The monkey spat the meerschaum and flew at him, snapping and scratching at his kneecaps and bare shins. From the superior height of his bicycle Yancy kicked back in a fevered defense until the heavy toe of his wading boot caught the beast flush on his crusty chin, launching him tail over head through a charred window frame, into the squall.
With blood-streaked legs Yancy pedaled out of the carport and down the road. His visibility was so foreshortened by the deluge that there was no opportunity to dodge the endless potholes, and by the time he reached the motel he’d bitten through his bottom lip. After a hasty dismount Yancy also realized that he had left behind his fly rod, a long-ago birthday present from Celia. Disconsolately he trudged across the soggy lawn toward his room, pulling up short when he spied the door ajar.
For a time Yancy waited in the raw wet dusk, rows of fat droplets pouring off the bill of his fishing cap.
He uprooted a cane tiki torch, unlit, and rushed through the doorway swinging like Barry Bonds. Two matching lamps and a tray of decorative sand dollars were demolished before the torch broke to pieces. Dr. Rosa Campesino stepped from the bathroom wearing lace panties and a look of consternation.
“What on earth, Andrew?”
“Oh shit. I thought you were somebody else.”
“It was supposed to be a surprise. I even brought some slutty red lipstick.”

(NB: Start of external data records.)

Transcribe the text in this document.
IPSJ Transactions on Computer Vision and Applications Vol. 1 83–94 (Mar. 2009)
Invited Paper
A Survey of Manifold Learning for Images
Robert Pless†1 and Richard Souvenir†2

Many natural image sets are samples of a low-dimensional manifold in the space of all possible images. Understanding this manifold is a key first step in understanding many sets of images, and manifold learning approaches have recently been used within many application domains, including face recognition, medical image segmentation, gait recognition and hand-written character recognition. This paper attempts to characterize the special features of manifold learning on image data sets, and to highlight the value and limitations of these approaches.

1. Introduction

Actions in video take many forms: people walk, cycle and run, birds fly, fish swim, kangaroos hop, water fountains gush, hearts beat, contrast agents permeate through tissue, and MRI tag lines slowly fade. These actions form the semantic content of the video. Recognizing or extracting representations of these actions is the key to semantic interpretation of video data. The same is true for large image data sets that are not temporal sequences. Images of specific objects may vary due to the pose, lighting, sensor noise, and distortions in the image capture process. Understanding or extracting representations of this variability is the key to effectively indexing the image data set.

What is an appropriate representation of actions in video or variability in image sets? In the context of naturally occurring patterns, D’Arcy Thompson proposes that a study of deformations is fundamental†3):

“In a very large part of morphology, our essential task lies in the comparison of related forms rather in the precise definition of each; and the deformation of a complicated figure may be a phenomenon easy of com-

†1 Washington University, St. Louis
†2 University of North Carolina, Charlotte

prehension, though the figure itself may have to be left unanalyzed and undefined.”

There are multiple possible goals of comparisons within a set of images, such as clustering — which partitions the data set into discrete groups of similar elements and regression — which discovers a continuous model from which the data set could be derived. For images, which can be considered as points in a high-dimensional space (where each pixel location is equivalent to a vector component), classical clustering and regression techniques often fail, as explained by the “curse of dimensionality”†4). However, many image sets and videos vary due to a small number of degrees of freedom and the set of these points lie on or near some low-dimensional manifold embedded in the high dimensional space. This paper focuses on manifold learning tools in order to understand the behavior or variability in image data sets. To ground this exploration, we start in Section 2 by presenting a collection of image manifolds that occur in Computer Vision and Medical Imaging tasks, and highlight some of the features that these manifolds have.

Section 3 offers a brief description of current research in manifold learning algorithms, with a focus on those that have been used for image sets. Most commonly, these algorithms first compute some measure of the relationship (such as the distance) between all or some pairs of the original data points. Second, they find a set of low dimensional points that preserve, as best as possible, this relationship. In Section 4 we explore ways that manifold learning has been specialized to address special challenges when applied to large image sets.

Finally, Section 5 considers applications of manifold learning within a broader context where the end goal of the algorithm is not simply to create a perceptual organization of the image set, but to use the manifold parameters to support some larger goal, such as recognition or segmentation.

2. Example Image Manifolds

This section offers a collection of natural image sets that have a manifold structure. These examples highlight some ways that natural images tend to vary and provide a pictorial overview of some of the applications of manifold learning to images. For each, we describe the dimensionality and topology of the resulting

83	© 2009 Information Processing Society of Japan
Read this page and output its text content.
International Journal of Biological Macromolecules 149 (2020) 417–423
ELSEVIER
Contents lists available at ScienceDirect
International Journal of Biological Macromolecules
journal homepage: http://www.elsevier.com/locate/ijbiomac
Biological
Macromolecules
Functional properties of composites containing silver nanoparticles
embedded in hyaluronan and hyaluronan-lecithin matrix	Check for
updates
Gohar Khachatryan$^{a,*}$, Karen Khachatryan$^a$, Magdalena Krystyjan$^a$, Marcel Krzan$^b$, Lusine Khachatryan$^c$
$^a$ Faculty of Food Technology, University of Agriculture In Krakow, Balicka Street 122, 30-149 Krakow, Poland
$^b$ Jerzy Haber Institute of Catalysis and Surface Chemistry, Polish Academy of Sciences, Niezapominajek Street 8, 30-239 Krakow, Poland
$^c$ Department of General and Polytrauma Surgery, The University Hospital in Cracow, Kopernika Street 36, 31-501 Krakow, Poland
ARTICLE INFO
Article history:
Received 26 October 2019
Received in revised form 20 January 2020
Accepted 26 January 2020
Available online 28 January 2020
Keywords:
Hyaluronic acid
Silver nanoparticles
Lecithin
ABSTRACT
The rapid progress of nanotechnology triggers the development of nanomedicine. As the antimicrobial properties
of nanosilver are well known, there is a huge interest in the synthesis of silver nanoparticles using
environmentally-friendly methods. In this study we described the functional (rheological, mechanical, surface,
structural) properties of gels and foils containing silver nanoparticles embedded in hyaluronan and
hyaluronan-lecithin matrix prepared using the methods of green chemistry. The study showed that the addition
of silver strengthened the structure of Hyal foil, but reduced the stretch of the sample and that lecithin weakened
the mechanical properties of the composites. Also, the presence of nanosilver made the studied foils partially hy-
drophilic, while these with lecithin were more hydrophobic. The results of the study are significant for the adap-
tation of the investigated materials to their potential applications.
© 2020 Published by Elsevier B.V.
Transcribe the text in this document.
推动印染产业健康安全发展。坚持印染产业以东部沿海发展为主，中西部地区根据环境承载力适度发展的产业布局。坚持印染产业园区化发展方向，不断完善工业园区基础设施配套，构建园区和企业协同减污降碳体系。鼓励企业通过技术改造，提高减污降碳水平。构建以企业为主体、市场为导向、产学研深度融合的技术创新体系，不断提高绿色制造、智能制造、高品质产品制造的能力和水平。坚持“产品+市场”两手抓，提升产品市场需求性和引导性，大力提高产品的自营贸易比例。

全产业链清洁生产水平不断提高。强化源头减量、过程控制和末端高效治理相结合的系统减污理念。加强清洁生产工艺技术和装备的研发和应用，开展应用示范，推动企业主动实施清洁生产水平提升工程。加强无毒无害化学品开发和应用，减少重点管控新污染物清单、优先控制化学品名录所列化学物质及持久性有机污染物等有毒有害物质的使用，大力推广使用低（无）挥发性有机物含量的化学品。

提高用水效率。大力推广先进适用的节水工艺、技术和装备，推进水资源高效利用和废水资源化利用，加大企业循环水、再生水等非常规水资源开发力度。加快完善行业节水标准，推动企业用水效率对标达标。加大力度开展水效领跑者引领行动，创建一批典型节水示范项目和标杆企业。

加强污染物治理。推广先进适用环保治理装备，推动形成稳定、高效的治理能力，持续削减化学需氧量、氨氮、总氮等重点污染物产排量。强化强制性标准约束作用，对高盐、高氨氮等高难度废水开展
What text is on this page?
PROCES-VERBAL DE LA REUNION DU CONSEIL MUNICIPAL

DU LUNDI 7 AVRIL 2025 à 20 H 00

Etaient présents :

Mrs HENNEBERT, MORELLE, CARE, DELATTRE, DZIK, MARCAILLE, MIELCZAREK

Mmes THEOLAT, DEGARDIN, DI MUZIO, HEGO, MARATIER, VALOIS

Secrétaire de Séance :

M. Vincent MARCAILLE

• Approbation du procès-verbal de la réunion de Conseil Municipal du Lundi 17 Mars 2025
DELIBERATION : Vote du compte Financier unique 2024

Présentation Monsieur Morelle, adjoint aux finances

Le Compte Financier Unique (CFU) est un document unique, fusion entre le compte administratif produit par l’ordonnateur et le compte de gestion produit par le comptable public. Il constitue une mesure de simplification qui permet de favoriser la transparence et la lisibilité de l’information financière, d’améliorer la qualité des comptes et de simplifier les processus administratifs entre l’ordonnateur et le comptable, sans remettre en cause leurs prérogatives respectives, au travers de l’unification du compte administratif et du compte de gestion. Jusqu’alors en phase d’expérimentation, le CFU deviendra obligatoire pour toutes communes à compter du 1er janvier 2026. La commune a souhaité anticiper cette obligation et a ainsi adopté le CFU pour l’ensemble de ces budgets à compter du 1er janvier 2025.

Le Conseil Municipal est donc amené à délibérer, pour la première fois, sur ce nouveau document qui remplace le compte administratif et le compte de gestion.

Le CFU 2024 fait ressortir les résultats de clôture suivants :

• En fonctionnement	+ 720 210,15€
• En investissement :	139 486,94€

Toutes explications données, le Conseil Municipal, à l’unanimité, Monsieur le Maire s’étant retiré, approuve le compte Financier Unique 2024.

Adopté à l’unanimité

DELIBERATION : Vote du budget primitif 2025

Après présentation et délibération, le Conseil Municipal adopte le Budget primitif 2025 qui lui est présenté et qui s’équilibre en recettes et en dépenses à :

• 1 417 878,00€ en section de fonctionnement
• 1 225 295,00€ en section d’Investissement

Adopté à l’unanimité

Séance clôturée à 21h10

“Babe, you look fantastic.”
“I caught the last plane in.”
“Let’s light some candles.”
“The last plane before the hurricane.”
“What?” Yancy said.
“Take off your clothes, dummy. You’re dripping all over the rug.”
Eighteen
“Are you in hedge funds?” Ford Lipscomb asked without glancing up.
Evan Shook said no. He was watching with equal measures of rapture and incredulity while Lipscomb wrote out a check.
“You say fifty grand’ll hold it? Call it good faith—we’ve still got some wrinkles to iron out.”
“Fifty’s just fine.” More than fine. Exquisite.
“Tell me the name of your lawyer again. On the escrow account?”
Evan Shook repeated it for Lipscomb. “He’s up in South Miami. Does all my real estate work.”
“Stay away from hedge funds, friend. Those giddy days are over,” Lipscomb went on. “I tasted the best of it, then I bailed in the nick of time. Where the heck is Jayne?”
“Upstairs enjoying the view,” Evan Shook said.
“Gold is the way to go. You ever listen to Glenn Beck? Maybe he’s got a few shingles loose, but that weird little crybaby is right about gold.”
Evan Shook wanted to pinch himself. After only two walkthroughs, the Lipscombs were actually buying his spec house! Ford and Jayne Lipscomb from Leesburg, Virginia, on their first-ever trip to the Florida Keys, arriving in a wine-colored Bentley convertible, its rear seat backs of hand-tooled leather splattered with fresh pelican shit—a rude souvenir from their Overseas Highway crossing.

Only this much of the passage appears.